Dr. Richard Boxer, in his recent commentary in the Wall Street Journal, “Can Marijuana Alleviate the Opioid Crisis?,” holds out medical marijuana as a panacea. However, those of us on the front lines of addiction treatment know that there’s still not enough evidence to back up this conclusion. Although clearly well intentioned, Dr. Boxer’s position reflects misperceptions about marijuana that continue to permeate society.

Dr. Boxer argues that marijuana can offer better chronic pain relief than opioids and that its use has led to a reduction in opioid deaths in states where medical marijuana is legal. While it is true that states with medical marijuana laws have seen a reduction in hospitalization rates related to opioid abuse and overdoses, more research is needed to determine whether this shift can be attributed to medical marijuana or other contributing factors. Quite simply, there’s not enough data.

However, data does show that, in states where marijuana is legal, there is an up-tick in marijuana use among adolescents. In fact, Colorado, which Dr. Boxer cites as having a 6.5 percent reduction in opioid-related deaths, has become the number one state in the U.S. for marijuana use among pre-teens and teens 12 to 17 years old. Although it’s illegal for that demographic to use marijuana, slightly more than 11 percent of them have used it in the past month. Here at Caron Treatment Centers, 90 percent of adolescents seeking treatment are admitted with marijuana being their primary drug of choice.

Research has shown the dangerous impact of marijuana on the brain development of teenagers and young adults. The pre-frontal cortex – necessary for planning, judgment, decision-making, and impulse control -- is not fully developed until age 25. Marijuana can cause a permanent drop of six IQ points, similar to the consequences of lead poisoning. Teenage marijuana use is also a strong predictor of substance use and addictive behavior later in life.

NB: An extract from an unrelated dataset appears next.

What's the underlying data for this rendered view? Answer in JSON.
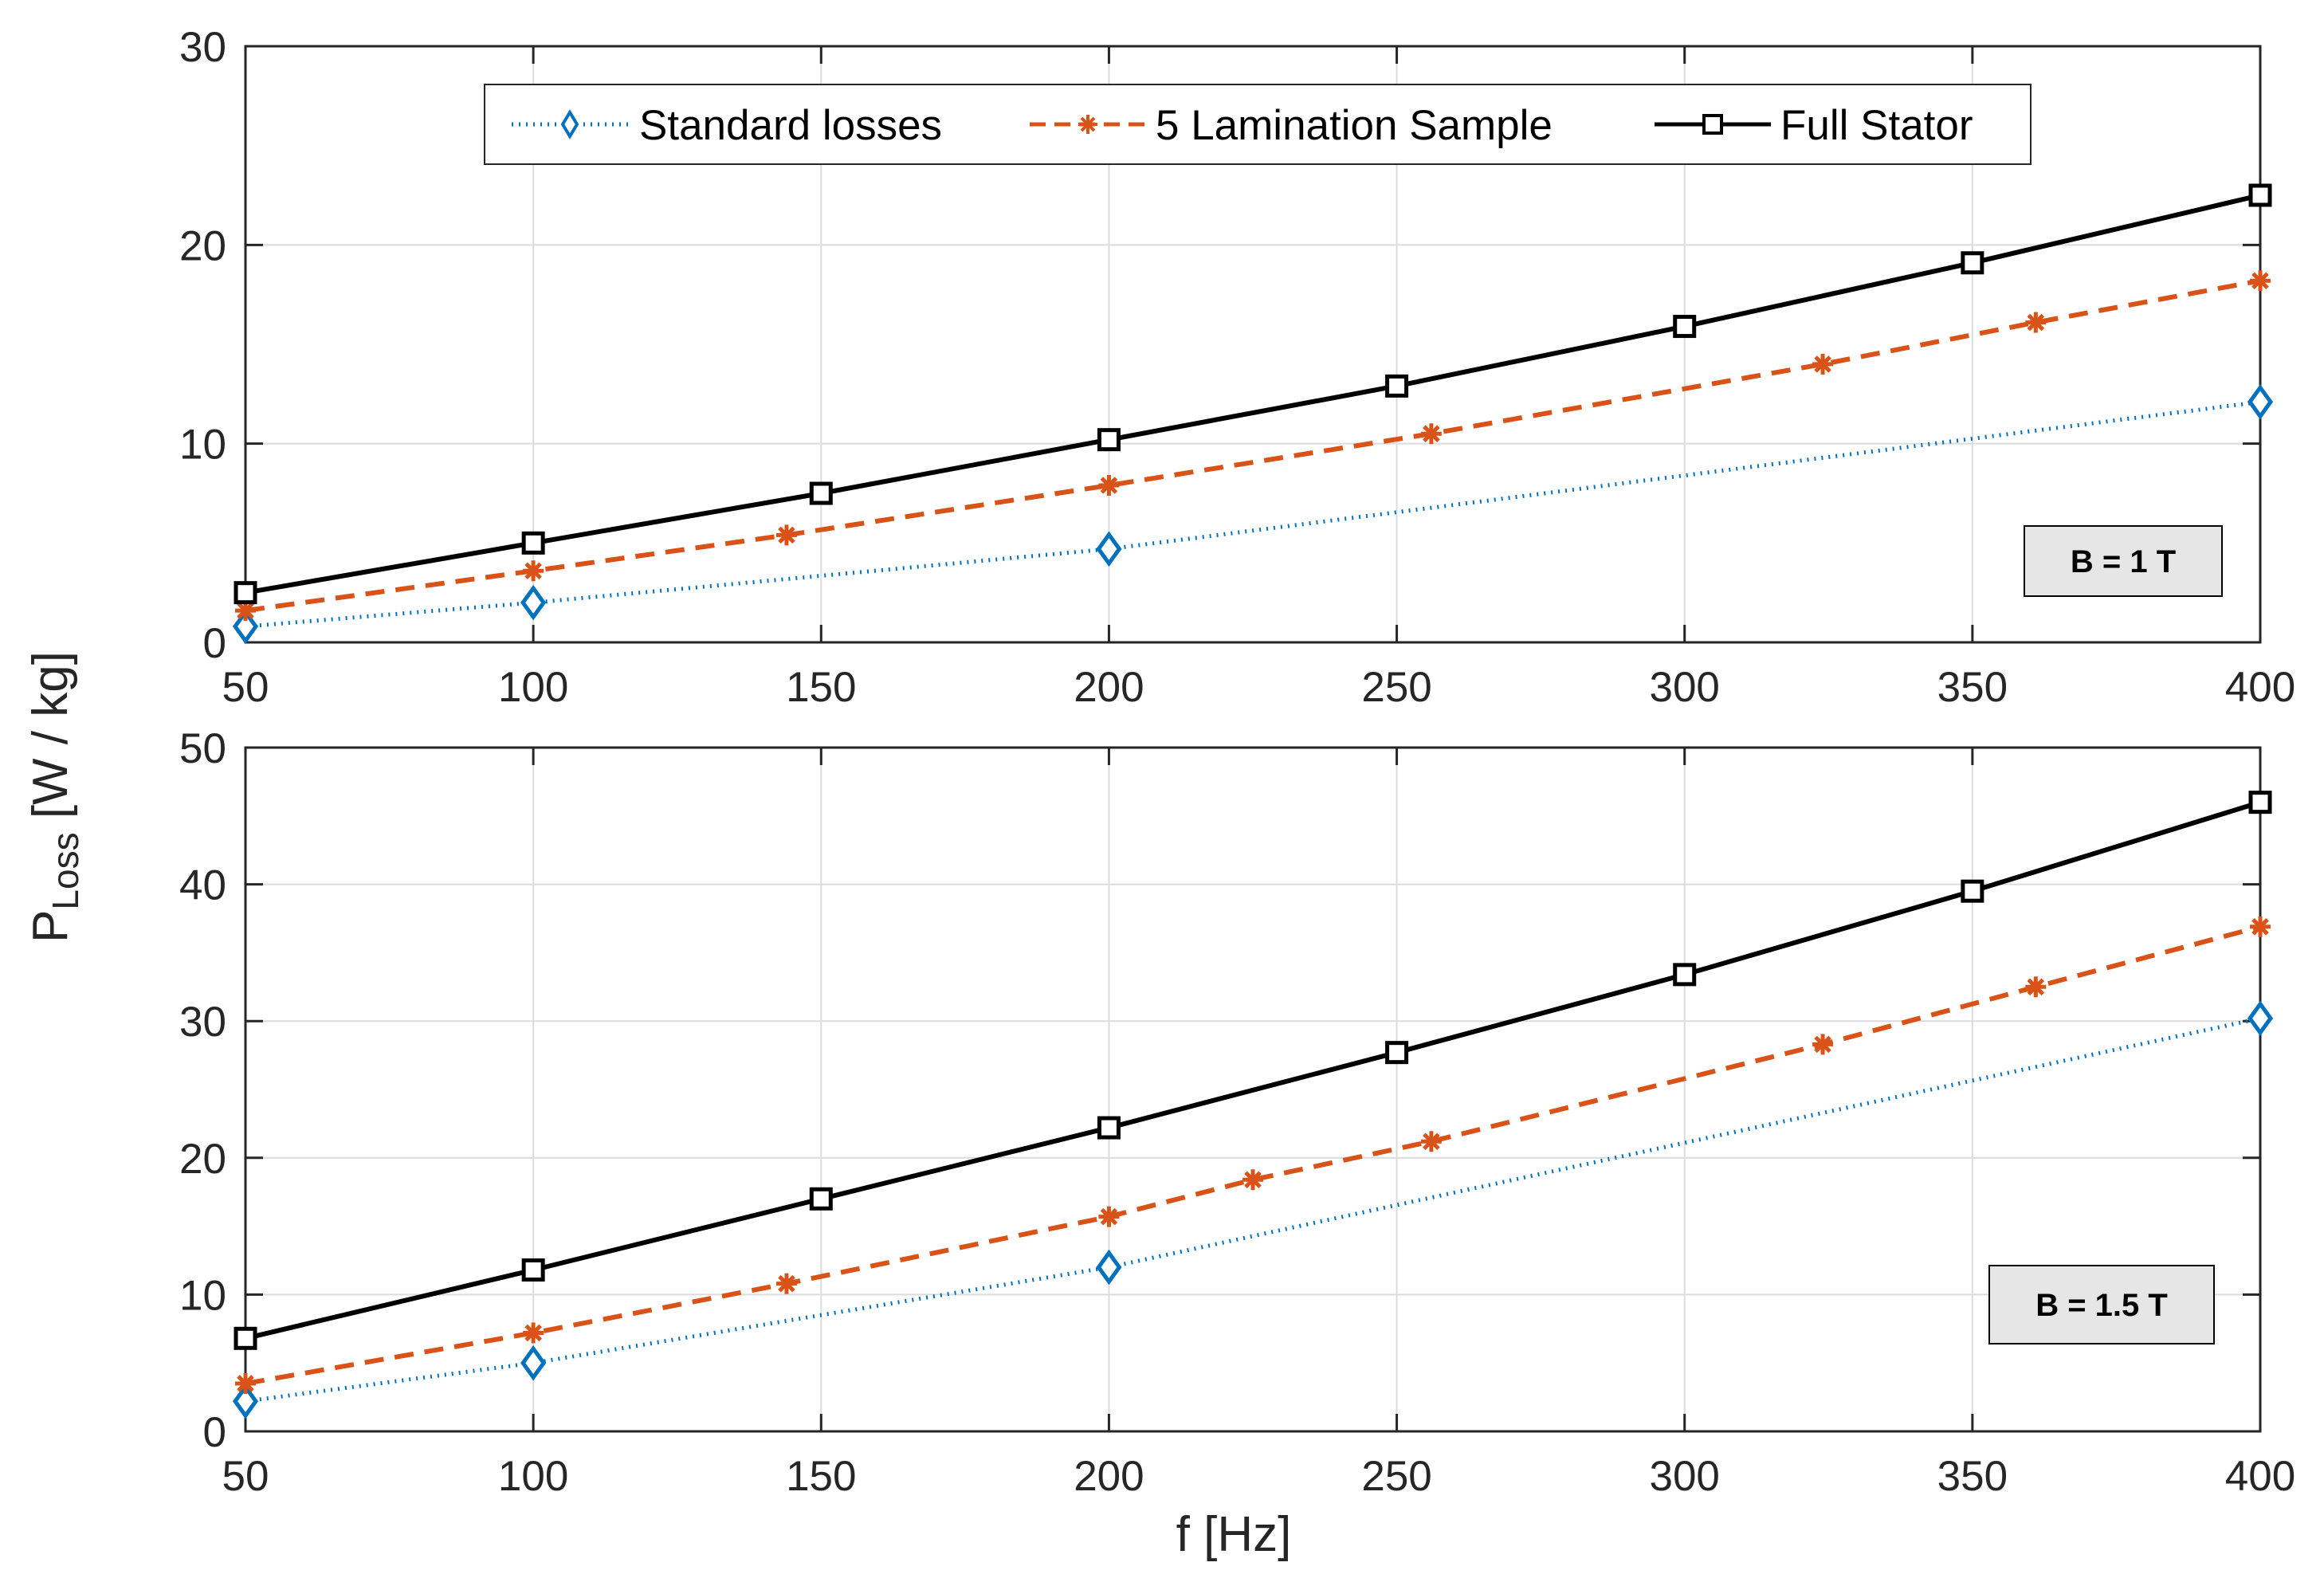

Other potentially dangerous consequences include an increase in infants born with THC, marijuana’s main psychoactive ingredient, in their systems. Studies show that marijuana use by mothers during pregnancy can cause changes in the brains of developing fetuses, while children born to mothers who smoked marijuana while pregnant have difficulty with reading and listening comprehension, impulsivity and attention.

We agree with Dr. Boxer that alternative approaches to treating chronic pain are an important part of the solution to the opioid crisis. However, we also believe that swapping out one addictive substance for another carries significant risk. Proven alternative pain management strategies, such as cognitive behavioral therapy, acupuncture, medical massage, physical therapy, should be mandated by the government as well as covered by insurance companies.

Two decades ago, opioids were considered the most effective way to manage pain, and now we are experiencing an unprecedented epidemic. We need to proceed with caution to ensure we don’t develop “solutions” that only serve to deepen the addiction crisis.